Re: [PATCH 2/4] nmi_backtrace: generate one-line reports for idle cpus
From: Chris Metcalf
Date: Tue Mar 01 2016 - 11:02:03 EST
(+PeterZ, Rafael, and Daniel Lezcano for cpuidle and scheduler)
On 03/01/2016 09:23 AM, Daniel Thompson wrote:
On 29/02/16 21:40, Chris Metcalf wrote:
When doing an nmi backtrace of many cores, and most of them are idle,
the output is a little overwhelming and very uninformative. Suppress
messages for cpus that are idling when they are interrupted and
just emit one line, "NMI backtrace for N skipped: idle".
I can see this makes the logs more attractive but this is code for
emergency situations.
The idle task is responsible for certain power management activities.
How can you be sure the system is wedged because of bugs in that code?
It's a fair point, but as core count increases, you really run the risk
of losing the valuable data in a sea of data that isn't. For example,
for the architecture I maintain, we have the TILE-Gx72, which is a
72-core chip. If each core's register dump and backtrace is 40 lines,
we're up to around 3,000 lines of console output. Filtering that down by
a factor of 10x or more (if only a handful of cores happen to be active,
which is not uncommon) is a substantial usability improvement.
That said, it's true that the original solution I offered (examining
just is_idle_task() plus interrupt nesting) is imprecise. It is
relatively straightforward to add a bit of per-cpu state that is set at
the same moment we currently do stop/start_critical_timings(), which
would indicate much more specifically that the cpu was running the
idling code itself, and not anything more complex. In that case if the
flag was set, you would know you were either sitting on a
processor-specific idle instruction in arch_cpu_idle(), or else polling
one or two memory locations in a tight loop in cpu_idle_poll(), which
presumably would offer sufficient precision to feel safe.
Here's an alternative version of the patch which incorporates this
idea. Do you think this is preferable? Thanks!
commit 5b6dca9bad908ae66fa764025c4e6046a6cc0262
Author: Chris Metcalf <cmetcalf@xxxxxxxxxx>
Date: Mon Feb 29 11:56:32 2016 -0500
nmi_backtrace: generate one-line reports for idle cpus
When doing an nmi backtrace of many cores, and most of them are idle,
the output is a little overwhelming and very uninformative. Suppress
messages for cpus that are idling when they are interrupted and
just emit one line, "NMI backtrace for N skipped: idle".

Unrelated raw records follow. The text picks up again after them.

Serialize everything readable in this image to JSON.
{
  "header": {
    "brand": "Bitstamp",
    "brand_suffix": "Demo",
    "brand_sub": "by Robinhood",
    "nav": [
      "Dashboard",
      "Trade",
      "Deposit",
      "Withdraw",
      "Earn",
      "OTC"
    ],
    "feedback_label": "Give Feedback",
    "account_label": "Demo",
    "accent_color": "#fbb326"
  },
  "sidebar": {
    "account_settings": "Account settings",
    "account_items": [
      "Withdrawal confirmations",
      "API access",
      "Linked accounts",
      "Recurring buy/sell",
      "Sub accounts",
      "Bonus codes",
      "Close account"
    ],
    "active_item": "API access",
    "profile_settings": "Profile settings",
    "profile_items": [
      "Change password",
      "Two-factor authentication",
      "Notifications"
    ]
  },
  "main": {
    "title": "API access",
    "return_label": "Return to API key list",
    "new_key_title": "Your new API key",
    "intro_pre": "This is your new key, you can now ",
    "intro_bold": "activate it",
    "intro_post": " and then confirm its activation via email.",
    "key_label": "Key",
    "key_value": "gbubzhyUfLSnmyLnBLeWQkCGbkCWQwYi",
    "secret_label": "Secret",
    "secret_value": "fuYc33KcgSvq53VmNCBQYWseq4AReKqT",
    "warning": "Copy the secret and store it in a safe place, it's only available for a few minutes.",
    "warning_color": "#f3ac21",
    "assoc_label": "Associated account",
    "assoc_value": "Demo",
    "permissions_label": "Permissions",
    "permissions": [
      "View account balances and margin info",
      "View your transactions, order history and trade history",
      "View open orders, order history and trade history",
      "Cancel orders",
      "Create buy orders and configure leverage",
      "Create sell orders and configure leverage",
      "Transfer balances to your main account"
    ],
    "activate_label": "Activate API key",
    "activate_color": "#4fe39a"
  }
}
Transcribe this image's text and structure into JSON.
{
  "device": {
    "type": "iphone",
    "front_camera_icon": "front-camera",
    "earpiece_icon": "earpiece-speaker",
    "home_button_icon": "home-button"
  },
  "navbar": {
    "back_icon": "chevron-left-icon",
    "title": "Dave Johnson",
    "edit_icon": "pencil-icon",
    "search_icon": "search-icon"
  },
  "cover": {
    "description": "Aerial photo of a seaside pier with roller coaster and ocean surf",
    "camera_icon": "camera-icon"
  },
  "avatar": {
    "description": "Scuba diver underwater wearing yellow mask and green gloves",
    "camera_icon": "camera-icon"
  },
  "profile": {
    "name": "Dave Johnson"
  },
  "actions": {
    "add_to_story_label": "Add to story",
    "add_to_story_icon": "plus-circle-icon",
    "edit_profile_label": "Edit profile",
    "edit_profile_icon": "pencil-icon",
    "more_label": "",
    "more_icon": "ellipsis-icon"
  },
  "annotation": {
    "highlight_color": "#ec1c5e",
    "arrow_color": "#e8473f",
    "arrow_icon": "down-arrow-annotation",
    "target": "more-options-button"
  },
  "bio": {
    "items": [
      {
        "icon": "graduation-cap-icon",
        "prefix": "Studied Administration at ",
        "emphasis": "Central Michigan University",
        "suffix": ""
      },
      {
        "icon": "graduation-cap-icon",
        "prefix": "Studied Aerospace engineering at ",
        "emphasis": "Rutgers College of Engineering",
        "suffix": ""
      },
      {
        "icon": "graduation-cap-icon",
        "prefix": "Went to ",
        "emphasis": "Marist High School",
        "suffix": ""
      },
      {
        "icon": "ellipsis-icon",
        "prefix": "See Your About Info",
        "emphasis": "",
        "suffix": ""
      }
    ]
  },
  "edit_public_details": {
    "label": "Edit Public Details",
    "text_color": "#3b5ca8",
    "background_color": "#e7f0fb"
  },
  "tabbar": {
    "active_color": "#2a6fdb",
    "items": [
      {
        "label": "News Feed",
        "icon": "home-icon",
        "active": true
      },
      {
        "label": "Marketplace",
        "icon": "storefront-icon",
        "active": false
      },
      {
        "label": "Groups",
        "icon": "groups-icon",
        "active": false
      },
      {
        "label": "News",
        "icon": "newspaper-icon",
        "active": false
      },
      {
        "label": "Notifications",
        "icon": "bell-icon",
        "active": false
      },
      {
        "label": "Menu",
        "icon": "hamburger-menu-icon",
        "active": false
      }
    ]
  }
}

Signed-off-by: Chris Metcalf <cmetcalf@xxxxxxxxxx>
diff --git a/include/linux/cpuidle.h b/include/linux/cpuidle.h
index 786ad32631a6..b8c3c4cf88ad 100644
--- a/include/linux/cpuidle.h
+++ b/include/linux/cpuidle.h
@@ -206,6 +206,7 @@ static inline int cpuidle_enter_freeze(struct cpuidle_driver *drv,
/* kernel/sched/idle.c */
extern void sched_idle_set_state(struct cpuidle_state *idle_state);
extern void default_idle_call(void);
+extern bool in_cpu_idle(void);
#ifdef CONFIG_ARCH_NEEDS_CPU_IDLE_COUPLED
void cpuidle_coupled_parallel_barrier(struct cpuidle_device *dev, atomic_t *a);
diff --git a/kernel/sched/idle.c b/kernel/sched/idle.c
index 544a7133cbd1..9aff315f278b 100644
--- a/kernel/sched/idle.c
+++ b/kernel/sched/idle.c
@@ -52,15 +52,25 @@ static int __init cpu_idle_nopoll_setup(char *__unused)
__setup("hlt", cpu_idle_nopoll_setup);
#endif
+static DEFINE_PER_CPU(bool, cpu_idling);
+
+/* Was the cpu was in the low-level idle code when interrupted? */
+bool in_cpu_idle(void)
+{
+ return this_cpu_read(cpu_idling);
+}
+
static inline int cpu_idle_poll(void)
{
rcu_idle_enter();
trace_cpu_idle_rcuidle(0, smp_processor_id());
local_irq_enable();
stop_critical_timings();
+ this_cpu_write(cpu_idling, true);
while (!tif_need_resched() &&
(cpu_idle_force_poll || tick_check_broadcast_expired()))
cpu_relax();
+ this_cpu_write(cpu_idling, false);
start_critical_timings();
trace_cpu_idle_rcuidle(PWR_EVENT_EXIT, smp_processor_id());
rcu_idle_exit();
@@ -89,7 +99,9 @@ void default_idle_call(void)
local_irq_enable();
} else {
stop_critical_timings();
+ this_cpu_write(cpu_idling, true);
arch_cpu_idle();
+ this_cpu_write(cpu_idling, false);
start_critical_timings();
}
}
diff --git a/lib/nmi_backtrace.c b/lib/nmi_backtrace.c
index db63ac75eba0..75b5eacaa5d3 100644
--- a/lib/nmi_backtrace.c
+++ b/lib/nmi_backtrace.c
@@ -17,6 +17,7 @@
#include <linux/kprobes.h>
#include <linux/nmi.h>
#include <linux/seq_buf.h>
+#include <linux/cpuidle.h>
#ifdef arch_trigger_cpumask_backtrace
/* For reliability, we're prepared to waste bits here. */
@@ -151,11 +152,16 @@ bool nmi_cpu_backtrace(struct pt_regs *regs)
/* Replace printk to write into the NMI seq */
this_cpu_write(printk_func, nmi_vprintk);
- pr_warn("NMI backtrace for cpu %d\n", cpu);
- if (regs)
- show_regs(regs);
- else
- dump_stack();
+ if (in_cpu_idle()) {
+ pr_warn("NMI backtrace for cpu %d skipped: idle\n",
+ cpu);
+ } else {
+ pr_warn("NMI backtrace for cpu %d\n", cpu);
+ if (regs)
+ show_regs(regs);
+ else
+ dump_stack();
+ }
this_cpu_write(printk_func, printk_func_save);
cpumask_clear_cpu(cpu, to_cpumask(backtrace_mask));
--
Chris Metcalf, Mellanox Technologies
http://www.mellanox.com